A legislação brasileira considera como tráfico de pessoas as modalidades de exploração sexual, trabalho escravo ou semelhante, remoção ilegal de órgãos e adoção ilegal. O Código Penal prevê pena de 4 a 8 anos de prisão, além de multa, com aumento de um terço se as vítimas forem crianças ou adolescentes.
As investigações do centro envolveram pessoas que passaram pelo Brasil, vindas por exemplo da América Central com destino à Europa.
A Operação Vuelta, realizada em junho, teve como alvo um grupo que organizava a viagem, inclusive o uso de documentos falsificados para passagem pelo Brasil. Muitos dos envolvidos eram da República Dominicana.
Também foram identificados migrantes trafics para exploração de trabalho, como bolivianos, africanos e venezuelanos.
Centros de telemarketing no Sudeste Asiático atraíam pessoas com promessas de emprego, que ao chegarem eram forçadas a trabalhar em empresas de golpes virtuais e falsas agências de modelos.
Daher alerta que grande parte desses crimes migrou para o ambiente virtual, onde redes sociais ou sites falsos são usados para recrutar as vítimas. Antigamente, isso acontecia apenas por agências de fachada ou boca a boca, mirando pessoas vulneráveis.

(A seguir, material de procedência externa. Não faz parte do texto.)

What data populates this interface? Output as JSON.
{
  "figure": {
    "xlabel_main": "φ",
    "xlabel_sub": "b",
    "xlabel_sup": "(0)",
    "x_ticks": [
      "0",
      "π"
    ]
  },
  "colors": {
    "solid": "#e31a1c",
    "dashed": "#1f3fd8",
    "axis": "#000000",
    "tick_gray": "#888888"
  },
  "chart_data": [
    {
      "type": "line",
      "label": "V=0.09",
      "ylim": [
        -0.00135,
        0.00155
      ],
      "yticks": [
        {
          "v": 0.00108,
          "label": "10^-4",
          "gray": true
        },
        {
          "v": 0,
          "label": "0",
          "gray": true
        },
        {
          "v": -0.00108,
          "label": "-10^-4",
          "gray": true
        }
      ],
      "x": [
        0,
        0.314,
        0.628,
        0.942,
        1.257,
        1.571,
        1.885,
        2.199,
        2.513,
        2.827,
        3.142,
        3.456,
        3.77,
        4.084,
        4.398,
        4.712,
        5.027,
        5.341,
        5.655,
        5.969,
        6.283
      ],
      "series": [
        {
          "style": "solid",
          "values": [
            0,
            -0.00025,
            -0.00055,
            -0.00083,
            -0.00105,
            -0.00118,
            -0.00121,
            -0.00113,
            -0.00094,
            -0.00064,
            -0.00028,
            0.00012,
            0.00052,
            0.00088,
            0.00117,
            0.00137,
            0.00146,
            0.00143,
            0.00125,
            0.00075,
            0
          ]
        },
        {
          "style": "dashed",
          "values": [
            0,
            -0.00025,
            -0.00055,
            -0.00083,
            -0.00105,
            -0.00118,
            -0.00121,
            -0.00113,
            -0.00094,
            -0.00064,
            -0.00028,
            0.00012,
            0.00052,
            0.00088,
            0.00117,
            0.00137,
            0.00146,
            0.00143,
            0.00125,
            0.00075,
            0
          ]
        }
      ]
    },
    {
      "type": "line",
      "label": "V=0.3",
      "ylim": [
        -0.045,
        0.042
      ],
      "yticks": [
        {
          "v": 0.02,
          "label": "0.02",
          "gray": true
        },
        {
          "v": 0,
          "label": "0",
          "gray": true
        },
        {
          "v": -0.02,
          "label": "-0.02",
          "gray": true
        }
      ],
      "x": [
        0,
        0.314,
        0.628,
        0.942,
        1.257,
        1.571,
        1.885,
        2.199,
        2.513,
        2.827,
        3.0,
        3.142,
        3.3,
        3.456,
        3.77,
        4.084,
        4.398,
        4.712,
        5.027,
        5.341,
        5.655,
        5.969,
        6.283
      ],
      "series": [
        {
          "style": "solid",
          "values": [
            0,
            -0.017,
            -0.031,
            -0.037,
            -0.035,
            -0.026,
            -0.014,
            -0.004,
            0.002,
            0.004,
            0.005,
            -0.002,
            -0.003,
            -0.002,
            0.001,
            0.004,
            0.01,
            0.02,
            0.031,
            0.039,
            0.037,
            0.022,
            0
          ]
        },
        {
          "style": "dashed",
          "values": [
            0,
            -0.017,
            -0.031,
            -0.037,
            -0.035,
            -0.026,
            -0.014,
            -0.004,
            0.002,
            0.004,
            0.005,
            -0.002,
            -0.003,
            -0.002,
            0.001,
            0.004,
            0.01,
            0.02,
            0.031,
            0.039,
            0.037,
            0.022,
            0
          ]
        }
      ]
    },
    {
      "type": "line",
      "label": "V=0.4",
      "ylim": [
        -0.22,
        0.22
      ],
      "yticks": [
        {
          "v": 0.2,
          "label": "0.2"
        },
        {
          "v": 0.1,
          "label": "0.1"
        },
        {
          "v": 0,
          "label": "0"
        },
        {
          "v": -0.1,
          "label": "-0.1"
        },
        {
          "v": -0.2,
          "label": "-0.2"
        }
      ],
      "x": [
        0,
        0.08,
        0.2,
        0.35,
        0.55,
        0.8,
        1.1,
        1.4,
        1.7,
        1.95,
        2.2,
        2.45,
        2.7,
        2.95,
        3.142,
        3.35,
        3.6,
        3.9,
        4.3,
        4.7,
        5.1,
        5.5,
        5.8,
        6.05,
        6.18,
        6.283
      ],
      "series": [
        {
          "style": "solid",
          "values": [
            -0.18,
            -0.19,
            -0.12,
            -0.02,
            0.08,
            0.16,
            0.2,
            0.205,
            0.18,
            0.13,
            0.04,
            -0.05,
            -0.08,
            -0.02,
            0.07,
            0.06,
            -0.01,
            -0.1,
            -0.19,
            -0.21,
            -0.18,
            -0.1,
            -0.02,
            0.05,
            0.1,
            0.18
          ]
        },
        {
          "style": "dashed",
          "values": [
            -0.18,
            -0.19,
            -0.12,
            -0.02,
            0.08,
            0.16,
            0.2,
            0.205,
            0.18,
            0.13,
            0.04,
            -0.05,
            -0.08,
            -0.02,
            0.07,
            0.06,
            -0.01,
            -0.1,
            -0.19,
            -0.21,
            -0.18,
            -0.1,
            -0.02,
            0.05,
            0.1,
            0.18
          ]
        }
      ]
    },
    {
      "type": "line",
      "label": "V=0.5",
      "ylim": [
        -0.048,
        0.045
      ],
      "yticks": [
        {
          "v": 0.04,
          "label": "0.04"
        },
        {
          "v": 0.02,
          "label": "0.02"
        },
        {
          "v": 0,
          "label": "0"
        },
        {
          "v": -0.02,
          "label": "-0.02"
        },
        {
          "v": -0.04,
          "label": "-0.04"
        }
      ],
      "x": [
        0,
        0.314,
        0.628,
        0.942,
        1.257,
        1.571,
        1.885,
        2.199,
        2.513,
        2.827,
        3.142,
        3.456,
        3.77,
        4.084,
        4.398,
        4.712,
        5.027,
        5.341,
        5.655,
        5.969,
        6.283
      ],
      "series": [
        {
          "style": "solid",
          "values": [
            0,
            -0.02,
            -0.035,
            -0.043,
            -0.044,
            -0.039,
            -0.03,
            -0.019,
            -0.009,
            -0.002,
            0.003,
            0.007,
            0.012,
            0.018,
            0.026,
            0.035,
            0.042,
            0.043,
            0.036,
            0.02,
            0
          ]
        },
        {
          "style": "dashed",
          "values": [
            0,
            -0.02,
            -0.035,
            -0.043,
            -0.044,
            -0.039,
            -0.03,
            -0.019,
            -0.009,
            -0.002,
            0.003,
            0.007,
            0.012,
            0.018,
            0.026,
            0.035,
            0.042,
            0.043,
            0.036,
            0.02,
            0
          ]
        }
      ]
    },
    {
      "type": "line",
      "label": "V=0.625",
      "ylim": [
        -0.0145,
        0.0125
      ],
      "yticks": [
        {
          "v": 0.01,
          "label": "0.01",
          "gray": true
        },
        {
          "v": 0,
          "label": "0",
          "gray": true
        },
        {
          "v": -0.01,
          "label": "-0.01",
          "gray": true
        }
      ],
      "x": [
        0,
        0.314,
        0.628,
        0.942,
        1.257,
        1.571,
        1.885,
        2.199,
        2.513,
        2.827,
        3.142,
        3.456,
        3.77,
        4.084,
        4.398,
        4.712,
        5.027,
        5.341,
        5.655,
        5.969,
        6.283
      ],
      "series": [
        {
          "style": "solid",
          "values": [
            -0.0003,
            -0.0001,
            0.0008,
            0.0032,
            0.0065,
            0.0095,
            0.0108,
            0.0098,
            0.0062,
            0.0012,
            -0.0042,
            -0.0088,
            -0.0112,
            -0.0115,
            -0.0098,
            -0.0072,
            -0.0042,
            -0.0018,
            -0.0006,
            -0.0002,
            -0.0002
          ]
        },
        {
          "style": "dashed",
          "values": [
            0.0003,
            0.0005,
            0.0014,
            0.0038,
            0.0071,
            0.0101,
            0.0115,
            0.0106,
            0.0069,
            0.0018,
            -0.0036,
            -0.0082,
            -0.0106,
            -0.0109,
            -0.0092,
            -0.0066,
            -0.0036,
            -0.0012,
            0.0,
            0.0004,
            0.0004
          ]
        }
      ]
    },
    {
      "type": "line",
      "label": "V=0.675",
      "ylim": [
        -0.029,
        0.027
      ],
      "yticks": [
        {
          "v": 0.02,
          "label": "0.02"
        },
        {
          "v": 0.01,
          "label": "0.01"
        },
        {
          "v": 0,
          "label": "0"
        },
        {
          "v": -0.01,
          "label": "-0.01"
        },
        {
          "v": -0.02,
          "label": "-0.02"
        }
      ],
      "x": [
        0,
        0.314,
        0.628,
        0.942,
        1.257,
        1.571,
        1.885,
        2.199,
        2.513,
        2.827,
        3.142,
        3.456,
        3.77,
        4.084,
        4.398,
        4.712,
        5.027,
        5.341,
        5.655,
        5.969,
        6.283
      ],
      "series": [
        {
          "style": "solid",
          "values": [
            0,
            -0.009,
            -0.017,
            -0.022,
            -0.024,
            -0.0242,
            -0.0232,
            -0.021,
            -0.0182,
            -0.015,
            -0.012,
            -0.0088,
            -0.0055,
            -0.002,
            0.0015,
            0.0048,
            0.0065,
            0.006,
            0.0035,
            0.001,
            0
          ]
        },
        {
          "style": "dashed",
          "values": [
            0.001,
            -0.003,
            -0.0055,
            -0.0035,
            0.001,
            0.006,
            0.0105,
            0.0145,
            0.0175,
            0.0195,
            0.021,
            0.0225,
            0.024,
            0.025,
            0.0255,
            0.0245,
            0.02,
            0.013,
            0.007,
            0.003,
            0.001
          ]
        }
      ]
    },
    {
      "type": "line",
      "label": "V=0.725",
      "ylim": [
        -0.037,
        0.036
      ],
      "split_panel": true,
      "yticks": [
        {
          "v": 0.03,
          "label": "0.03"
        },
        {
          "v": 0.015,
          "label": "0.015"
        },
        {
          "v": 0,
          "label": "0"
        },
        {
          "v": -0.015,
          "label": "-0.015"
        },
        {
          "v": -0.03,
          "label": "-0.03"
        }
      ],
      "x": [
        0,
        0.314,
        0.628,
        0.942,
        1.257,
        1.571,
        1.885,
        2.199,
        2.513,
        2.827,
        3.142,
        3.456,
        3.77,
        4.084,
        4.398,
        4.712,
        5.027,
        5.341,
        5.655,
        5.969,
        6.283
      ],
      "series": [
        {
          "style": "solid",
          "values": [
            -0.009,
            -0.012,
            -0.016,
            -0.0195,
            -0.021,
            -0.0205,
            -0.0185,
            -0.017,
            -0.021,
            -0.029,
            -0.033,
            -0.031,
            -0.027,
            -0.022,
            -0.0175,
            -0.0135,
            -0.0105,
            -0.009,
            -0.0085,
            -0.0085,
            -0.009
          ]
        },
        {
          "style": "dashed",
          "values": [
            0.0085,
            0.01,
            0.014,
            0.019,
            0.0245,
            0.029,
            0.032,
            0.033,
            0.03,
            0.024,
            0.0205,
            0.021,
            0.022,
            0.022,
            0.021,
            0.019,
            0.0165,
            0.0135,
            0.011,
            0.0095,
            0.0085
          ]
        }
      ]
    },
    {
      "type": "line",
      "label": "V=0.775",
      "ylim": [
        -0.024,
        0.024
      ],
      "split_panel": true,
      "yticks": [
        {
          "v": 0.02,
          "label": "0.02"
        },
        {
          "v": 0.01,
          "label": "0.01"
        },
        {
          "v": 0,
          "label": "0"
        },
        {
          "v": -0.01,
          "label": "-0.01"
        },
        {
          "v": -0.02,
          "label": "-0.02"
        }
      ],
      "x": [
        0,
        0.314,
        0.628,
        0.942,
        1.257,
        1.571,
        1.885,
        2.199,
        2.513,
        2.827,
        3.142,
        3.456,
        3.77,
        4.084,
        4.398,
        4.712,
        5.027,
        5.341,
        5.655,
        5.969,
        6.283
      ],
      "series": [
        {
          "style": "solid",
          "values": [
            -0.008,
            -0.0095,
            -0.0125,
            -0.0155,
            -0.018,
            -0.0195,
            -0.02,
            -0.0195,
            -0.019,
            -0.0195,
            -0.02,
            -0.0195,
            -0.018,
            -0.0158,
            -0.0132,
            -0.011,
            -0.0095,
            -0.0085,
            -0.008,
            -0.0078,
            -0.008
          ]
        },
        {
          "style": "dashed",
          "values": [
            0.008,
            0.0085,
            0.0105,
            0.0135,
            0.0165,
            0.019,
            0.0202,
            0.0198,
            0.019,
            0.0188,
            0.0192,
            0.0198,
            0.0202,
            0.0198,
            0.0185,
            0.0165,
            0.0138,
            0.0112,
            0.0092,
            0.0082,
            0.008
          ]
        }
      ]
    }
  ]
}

“As vítimas são atraídas por boas propostas, com custos pagos. Isso chama atenção. Mas ao chegarem, encontram uma realidade diferente, sendo mantidas em cárcere privado, submetidas a jornadas excessivas e sofrendo violência física e psicológica”, afirma.
Até a exploração sexual pode ocorrer virtualmente hoje, com transmissões online.
Para o próximo ano, o diretor do centro destaca a importância de investir em prevenção, com fornecimento de informações sobre esses crimes, além de aumentar o apoio aos resgatados, capacitando agentes.
O objetivo é que a polícia ajude a localizar entidades que ofereçam acolhimento às vítimas, retirando-as do perigo para evitar revitimização.
“Quando se pensa em polícia, o foco é a repressão. Porém, ela tem importante papel em assistir as vítimas, pois é a primeira a chegar ao local e manter contato com elas. Não podemos prender o traficante e deixar a vítima sem suporte. Temos também essa função humanitária”, declarou.